P2B001 significantly reduced risk of daytime sleepiness: results from a randomized controlled phase 3 trial with active pramipexole arm in early Parkinson’s disease (PD)
David Kreitzman1, Pninit Litman2, Hadas Friedman2, Sheila Oren2, Cheryl Fitzer-Attas2
1Parkinson's Disease and Movement Disorders Center of Long Island, 2Pharma Two B
Objective:

Compare excessive daytime sleepiness (EDS) profiles of P2B001 and Extended-Release pramipexole (ER-PPX) in untreated PD.

Background:

AAN guidelines do not recommend dopamine agonist (DA) monotherapy for early PD patients at risk for dopaminergic adverse events including EDS. P2B001 is an investigational, fixed, once daily ER combination of low-dose pramipexole (0.6mg) and rasagiline (0.75mg).

Design/Methods:

Untreated patients (time from diagnosis<3 years) were randomized (2:2:2:1) to 12-weeks double-blind treatment with P2B001, pramipexole-ER-0.6mg (PPX), rasagiline-ER-0.75mg (RAS), or marketed ER-PPX (6-week titration).

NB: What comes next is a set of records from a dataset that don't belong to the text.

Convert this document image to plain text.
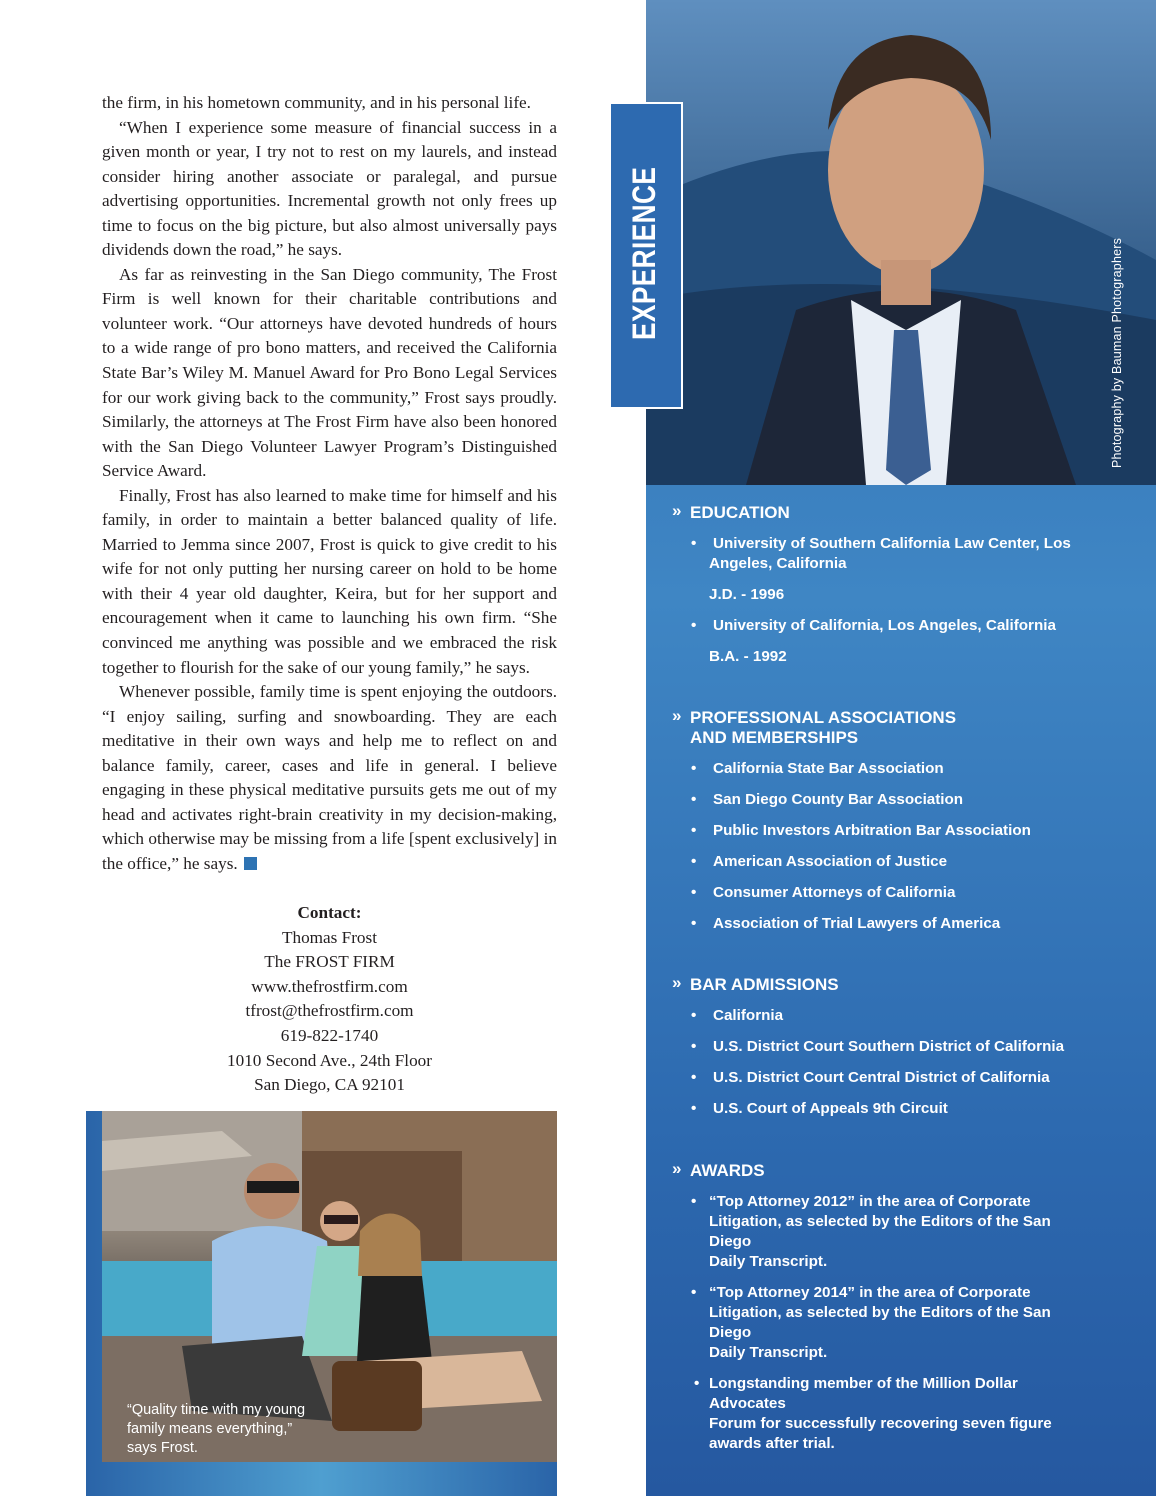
the firm, in his hometown community, and in his personal life.

“When I experience some measure of financial success in a given month or year, I try not to rest on my laurels, and instead consider hiring another associate or paralegal, and pursue advertising opportunities. Incremental growth not only frees up time to focus on the big picture, but also almost universally pays dividends down the road,” he says.

As far as reinvesting in the San Diego community, The Frost Firm is well known for their charitable contributions and volunteer work. “Our attorneys have devoted hundreds of hours to a wide range of pro bono matters, and received the California State Bar’s Wiley M. Manuel Award for Pro Bono Legal Services for our work giving back to the community,” Frost says proudly. Similarly, the attorneys at The Frost Firm have also been honored with the San Diego Volunteer Lawyer Program’s Distinguished Service Award.

Finally, Frost has also learned to make time for himself and his family, in order to maintain a better balanced quality of life. Married to Jemma since 2007, Frost is quick to give credit to his wife for not only putting her nursing career on hold to be home with their 4 year old daughter, Keira, but for her support and encouragement when it came to launching his own firm. “She convinced me anything was possible and we embraced the risk together to flourish for the sake of our young family,” he says.

Whenever possible, family time is spent enjoying the outdoors. “I enjoy sailing, surfing and snowboarding. They are each meditative in their own ways and help me to reflect on and balance family, career, cases and life in general. I believe engaging in these physical meditative pursuits gets me out of my head and activates right-brain creativity in my decision-making, which otherwise may be missing from a life [spent exclusively] in the office,” he says.

Contact:
Thomas Frost
The FROST FIRM
www.thefrostfirm.com
tfrost@thefrostfirm.com
619-822-1740
1010 Second Ave., 24th Floor
San Diego, CA 92101
“Quality time with my young
family means everything,”
says Frost.
Photography by Bauman Photographers
EXPERIENCE
» EDUCATION
• University of Southern California Law Center, Los
Angeles, California
J.D. - 1996
• University of California, Los Angeles, California
B.A. - 1992
» PROFESSIONAL ASSOCIATIONS
AND MEMBERSHIPS
• California State Bar Association
• San Diego County Bar Association
• Public Investors Arbitration Bar Association
• American Association of Justice
• Consumer Attorneys of California
• Association of Trial Lawyers of America
» BAR ADMISSIONS
• California
• U.S. District Court Southern District of California
• U.S. District Court Central District of California
• U.S. Court of Appeals 9th Circuit
» AWARDS
• “Top Attorney 2012” in the area of Corporate
Litigation, as selected by the Editors of the San Diego
Daily Transcript.
• “Top Attorney 2014” in the area of Corporate
Litigation, as selected by the Editors of the San Diego
Daily Transcript.
• Longstanding member of the Million Dollar Advocates
Forum for successfully recovering seven figure
awards after trial.
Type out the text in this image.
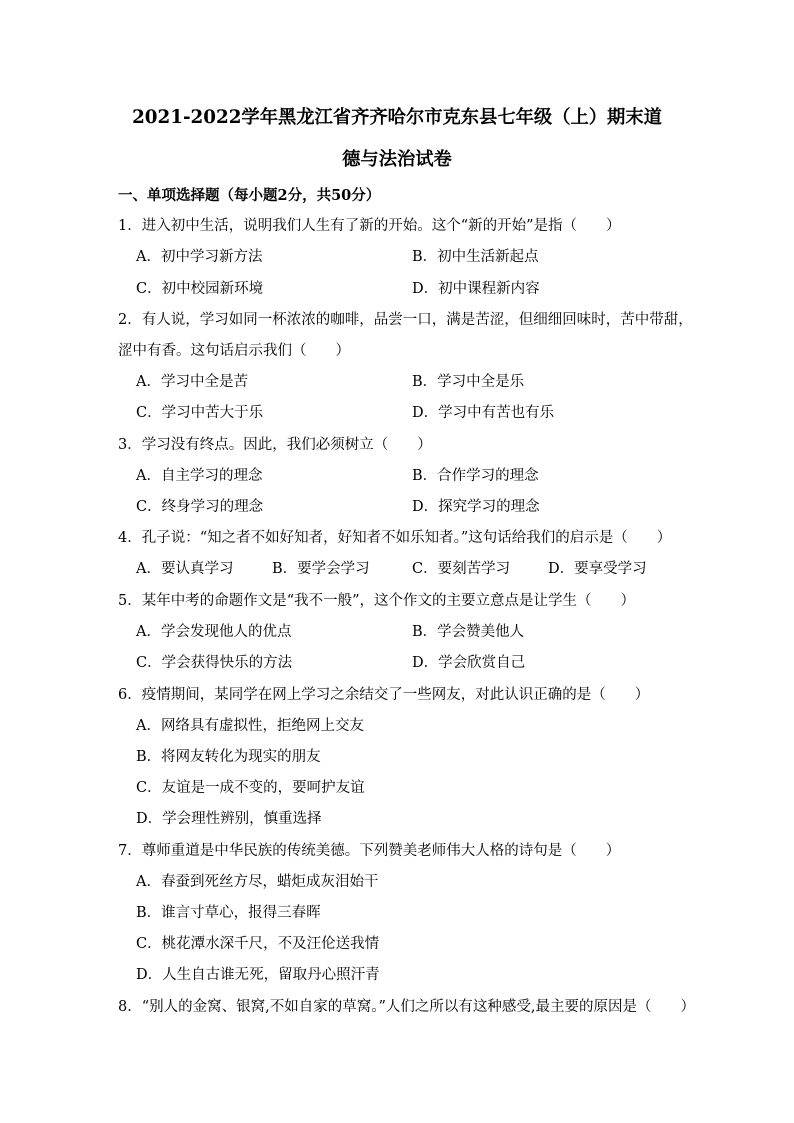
2021-2022学年黑龙江省齐齐哈尔市克东县七年级（上）期末道
德与法治试卷
一、单项选择题（每小题2分，共50分）
1．进入初中生活，说明我们人生有了新的开始。这个“新的开始”是指（　　）
A．初中学习新方法	B．初中生活新起点
C．初中校园新环境	D．初中课程新内容
2．有人说，学习如同一杯浓浓的咖啡，品尝一口，满是苦涩，但细细回味时，苦中带甜，
涩中有香。这句话启示我们（　　）
A．学习中全是苦	B．学习中全是乐
C．学习中苦大于乐	D．学习中有苦也有乐
3．学习没有终点。因此，我们必须树立（　　）
A．自主学习的理念	B．合作学习的理念
C．终身学习的理念	D．探究学习的理念
4．孔子说：“知之者不如好知者，好知者不如乐知者。”这句话给我们的启示是（　　）
A．要认真学习	B．要学会学习	C．要刻苦学习	D．要享受学习
5．某年中考的命题作文是“我不一般”，这个作文的主要立意点是让学生（　　）
A．学会发现他人的优点	B．学会赞美他人
C．学会获得快乐的方法	D．学会欣赏自己
6．疫情期间，某同学在网上学习之余结交了一些网友，对此认识正确的是（　　）
A．网络具有虚拟性，拒绝网上交友
B．将网友转化为现实的朋友
C．友谊是一成不变的，要呵护友谊
D．学会理性辨别，慎重选择
7．尊师重道是中华民族的传统美德。下列赞美老师伟大人格的诗句是（　　）
A．春蚕到死丝方尽，蜡炬成灰泪始干
B．谁言寸草心，报得三春晖
C．桃花潭水深千尺，不及汪伦送我情
D．人生自古谁无死，留取丹心照汗青
8．“别人的金窝、银窝,不如自家的草窝。”人们之所以有这种感受,最主要的原因是（　　）
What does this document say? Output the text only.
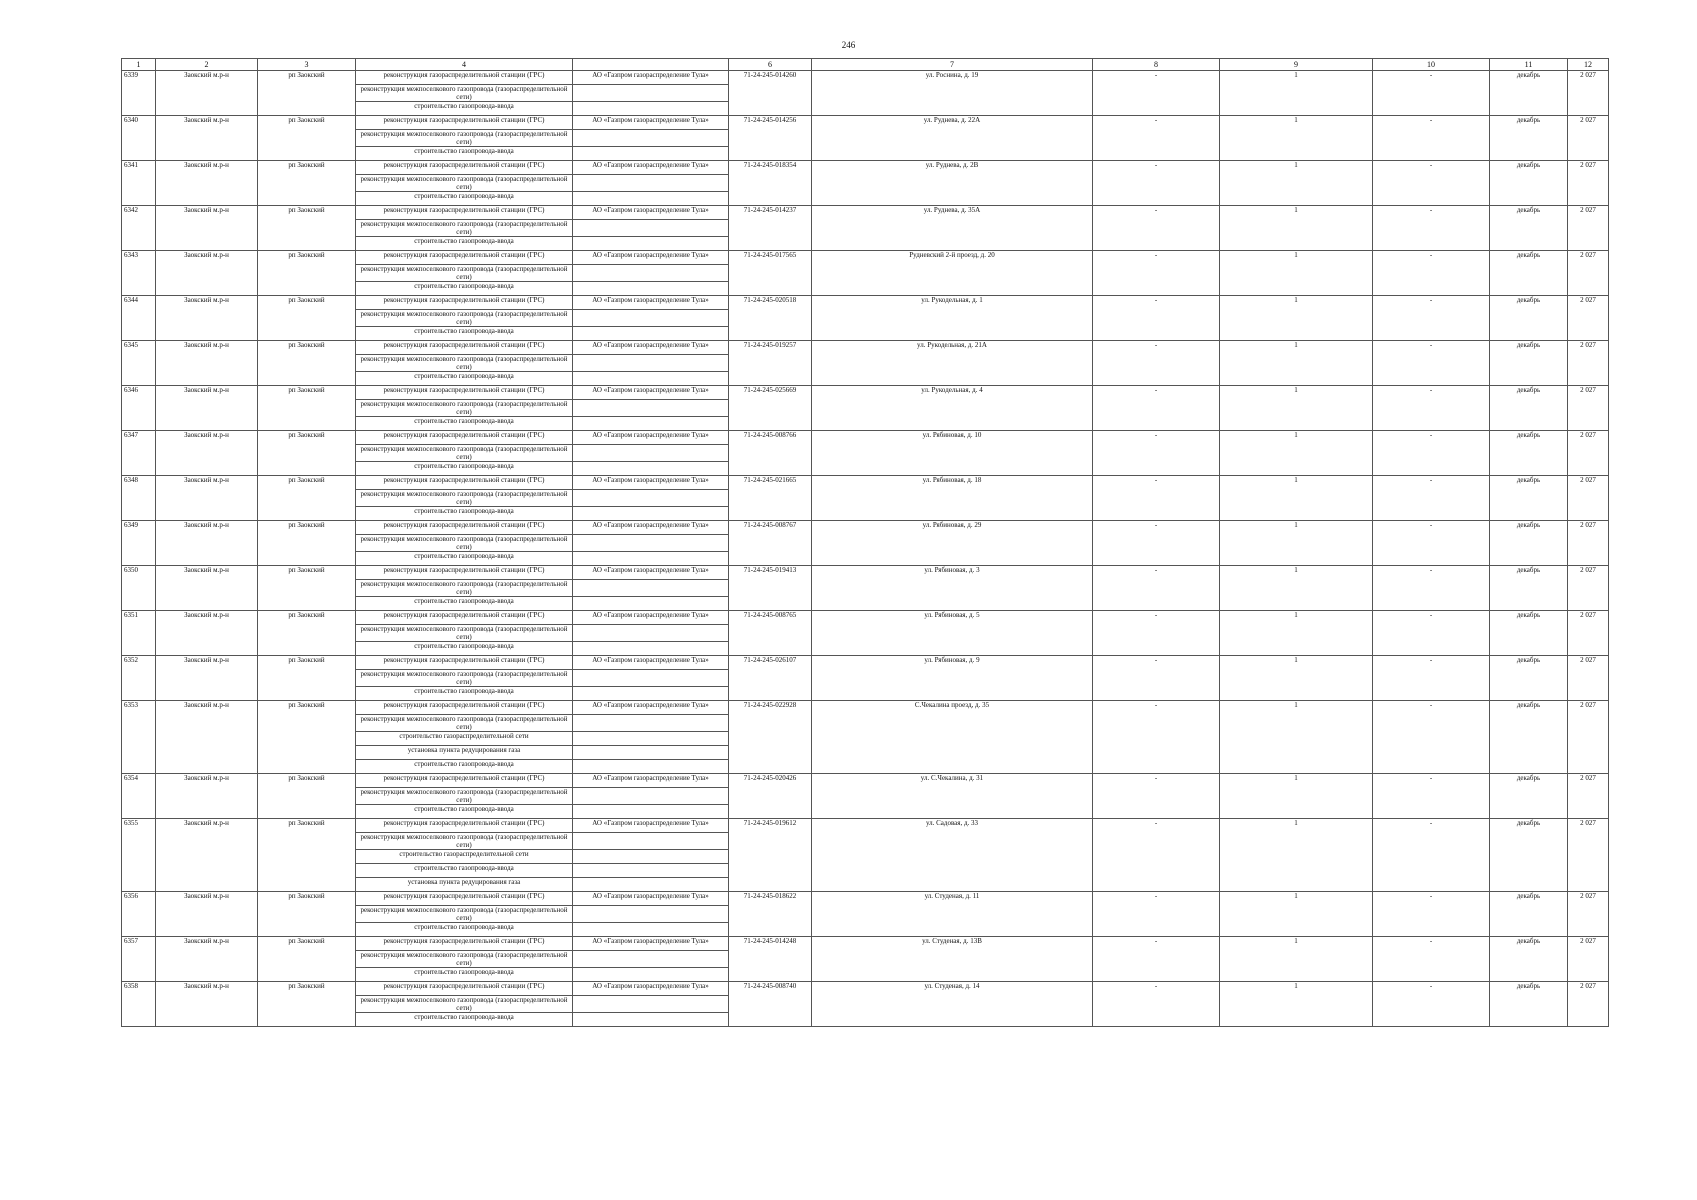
246
1	2	3	4		6	7	8	9	10	11	12
6339	Заокский м.р-н	рп Заокский	реконструкция газораспределительной станции (ГРС)	АО «Газпром газораспределение Тула»	71-24-245-014260	ул. Роснина, д. 19	-	1	-	декабрь	2 027
			реконструкция межпоселкового газопровода (газораспределительной сети)								
			строительство газопровода-ввода								
6340	Заокский м.р-н	рп Заокский	реконструкция газораспределительной станции (ГРС)	АО «Газпром газораспределение Тула»	71-24-245-014256	ул. Руднева, д. 22А	-	1	-	декабрь	2 027
			реконструкция межпоселкового газопровода (газораспределительной сети)								
			строительство газопровода-ввода								
6341	Заокский м.р-н	рп Заокский	реконструкция газораспределительной станции (ГРС)	АО «Газпром газораспределение Тула»	71-24-245-018354	ул. Руднева, д. 2В	-	1	-	декабрь	2 027
			реконструкция межпоселкового газопровода (газораспределительной сети)								
			строительство газопровода-ввода								
6342	Заокский м.р-н	рп Заокский	реконструкция газораспределительной станции (ГРС)	АО «Газпром газораспределение Тула»	71-24-245-014237	ул. Руднева, д. 35А	-	1	-	декабрь	2 027
			реконструкция межпоселкового газопровода (газораспределительной сети)								
			строительство газопровода-ввода								
6343	Заокский м.р-н	рп Заокский	реконструкция газораспределительной станции (ГРС)	АО «Газпром газораспределение Тула»	71-24-245-017565	Рудневский 2-й проезд, д. 20	-	1	-	декабрь	2 027
			реконструкция межпоселкового газопровода (газораспределительной сети)								
			строительство газопровода-ввода								
6344	Заокский м.р-н	рп Заокский	реконструкция газораспределительной станции (ГРС)	АО «Газпром газораспределение Тула»	71-24-245-020518	ул. Рукодельная, д. 1	-	1	-	декабрь	2 027
			реконструкция межпоселкового газопровода (газораспределительной сети)								
			строительство газопровода-ввода								
6345	Заокский м.р-н	рп Заокский	реконструкция газораспределительной станции (ГРС)	АО «Газпром газораспределение Тула»	71-24-245-019257	ул. Рукодельная, д. 21А	-	1	-	декабрь	2 027
			реконструкция межпоселкового газопровода (газораспределительной сети)								
			строительство газопровода-ввода								
6346	Заокский м.р-н	рп Заокский	реконструкция газораспределительной станции (ГРС)	АО «Газпром газораспределение Тула»	71-24-245-025669	ул. Рукодельная, д. 4	-	1	-	декабрь	2 027
			реконструкция межпоселкового газопровода (газораспределительной сети)								
			строительство газопровода-ввода								
6347	Заокский м.р-н	рп Заокский	реконструкция газораспределительной станции (ГРС)	АО «Газпром газораспределение Тула»	71-24-245-008766	ул. Рябиновая, д. 10	-	1	-	декабрь	2 027
			реконструкция межпоселкового газопровода (газораспределительной сети)								
			строительство газопровода-ввода								
6348	Заокский м.р-н	рп Заокский	реконструкция газораспределительной станции (ГРС)	АО «Газпром газораспределение Тула»	71-24-245-021665	ул. Рябиновая, д. 18	-	1	-	декабрь	2 027
			реконструкция межпоселкового газопровода (газораспределительной сети)								
			строительство газопровода-ввода								
6349	Заокский м.р-н	рп Заокский	реконструкция газораспределительной станции (ГРС)	АО «Газпром газораспределение Тула»	71-24-245-008767	ул. Рябиновая, д. 29	-	1	-	декабрь	2 027
			реконструкция межпоселкового газопровода (газораспределительной сети)								
			строительство газопровода-ввода								
6350	Заокский м.р-н	рп Заокский	реконструкция газораспределительной станции (ГРС)	АО «Газпром газораспределение Тула»	71-24-245-019413	ул. Рябиновая, д. 3	-	1	-	декабрь	2 027
			реконструкция межпоселкового газопровода (газораспределительной сети)								
			строительство газопровода-ввода								
6351	Заокский м.р-н	рп Заокский	реконструкция газораспределительной станции (ГРС)	АО «Газпром газораспределение Тула»	71-24-245-008765	ул. Рябиновая, д. 5	-	1	-	декабрь	2 027
			реконструкция межпоселкового газопровода (газораспределительной сети)								
			строительство газопровода-ввода								
6352	Заокский м.р-н	рп Заокский	реконструкция газораспределительной станции (ГРС)	АО «Газпром газораспределение Тула»	71-24-245-026107	ул. Рябиновая, д. 9	-	1	-	декабрь	2 027
			реконструкция межпоселкового газопровода (газораспределительной сети)								
			строительство газопровода-ввода								
6353	Заокский м.р-н	рп Заокский	реконструкция газораспределительной станции (ГРС)	АО «Газпром газораспределение Тула»	71-24-245-022928	С.Чекалина проезд, д. 35	-	1	-	декабрь	2 027
			реконструкция межпоселкового газопровода (газораспределительной сети)								
			строительство газораспределительной сети								
			установка пункта редуцирования газа								
			строительство газопровода-ввода								
6354	Заокский м.р-н	рп Заокский	реконструкция газораспределительной станции (ГРС)	АО «Газпром газораспределение Тула»	71-24-245-020426	ул. С.Чекалина, д. 31	-	1	-	декабрь	2 027
			реконструкция межпоселкового газопровода (газораспределительной сети)								
			строительство газопровода-ввода								
6355	Заокский м.р-н	рп Заокский	реконструкция газораспределительной станции (ГРС)	АО «Газпром газораспределение Тула»	71-24-245-019612	ул. Садовая, д. 33	-	1	-	декабрь	2 027
			реконструкция межпоселкового газопровода (газораспределительной сети)								
			строительство газораспределительной сети								
			строительство газопровода-ввода								
			установка пункта редуцирования газа								
6356	Заокский м.р-н	рп Заокский	реконструкция газораспределительной станции (ГРС)	АО «Газпром газораспределение Тула»	71-24-245-018622	ул. Студеная, д. 11	-	1	-	декабрь	2 027
			реконструкция межпоселкового газопровода (газораспределительной сети)								
			строительство газопровода-ввода								
6357	Заокский м.р-н	рп Заокский	реконструкция газораспределительной станции (ГРС)	АО «Газпром газораспределение Тула»	71-24-245-014248	ул. Студеная, д. 13В	-	1	-	декабрь	2 027
			реконструкция межпоселкового газопровода (газораспределительной сети)								
			строительство газопровода-ввода								
6358	Заокский м.р-н	рп Заокский	реконструкция газораспределительной станции (ГРС)	АО «Газпром газораспределение Тула»	71-24-245-008740	ул. Студеная, д. 14	-	1	-	декабрь	2 027
			реконструкция межпоселкового газопровода (газораспределительной сети)								
			строительство газопровода-ввода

EDS was assessed by Epworth Sleepiness Scale (ESS; key secondary endpoint) and treatment-emergent adverse event (TEAE) reporting. Rates of new-onset clinically-relevant EDS were assessed using shift analysis (from ESS ≤10 at baseline to >10 at Week 12).

Results:

519 patients were randomized/treated; P2B001 showed comparable efficacy to ER-PPX (~8 point reduction in UPDRS-Parts II&III; 95% CI: -1.67-2.42) yet had significantly less daytime sleepiness (p<0.0001).  At baseline, the percentage of patients without significant EDS (ESS≤10) was similar across groups (86.1–88.4%). Shift analysis showed rates of new-onset EDS greatest in patients treated with ER-PPX (mean dose 3.2mg; 35.7%) and PPX (15.6%), and lowest with P2B001 (8.5%) and RAS (6.6%). Adjusted odds ratio for developing EDS (P2B001 vs ER-PPX) was 0.17 (95% CI: 0.08-0.36; P<0.0001). Rates of somnolence reported as TEAEs were highest with ER-PPX (31.1%) followed by PPX (18.2%), P2B001 (14.7%) and RAS (4.8%). Temporally, 6-7% of patients treated with ER-PPX, PPX and P2B001 reported sleepiness-related TEAEs within the first days of treatment. While these rates remained relatively stable for PPX and P2B001, the proportion of patients experiencing sleepiness events steadily increased with ER-PPX titration and maintenance therapy (plateau ~24% Week 6).

Conclusions:

EDS is a limiting factor for traditional dosing of DAs. With similar efficacy to ER-PPX monotherapy, patients treated with P2B001 developed significantly less new-onset EDS and fewer sleepiness-related TEAEs.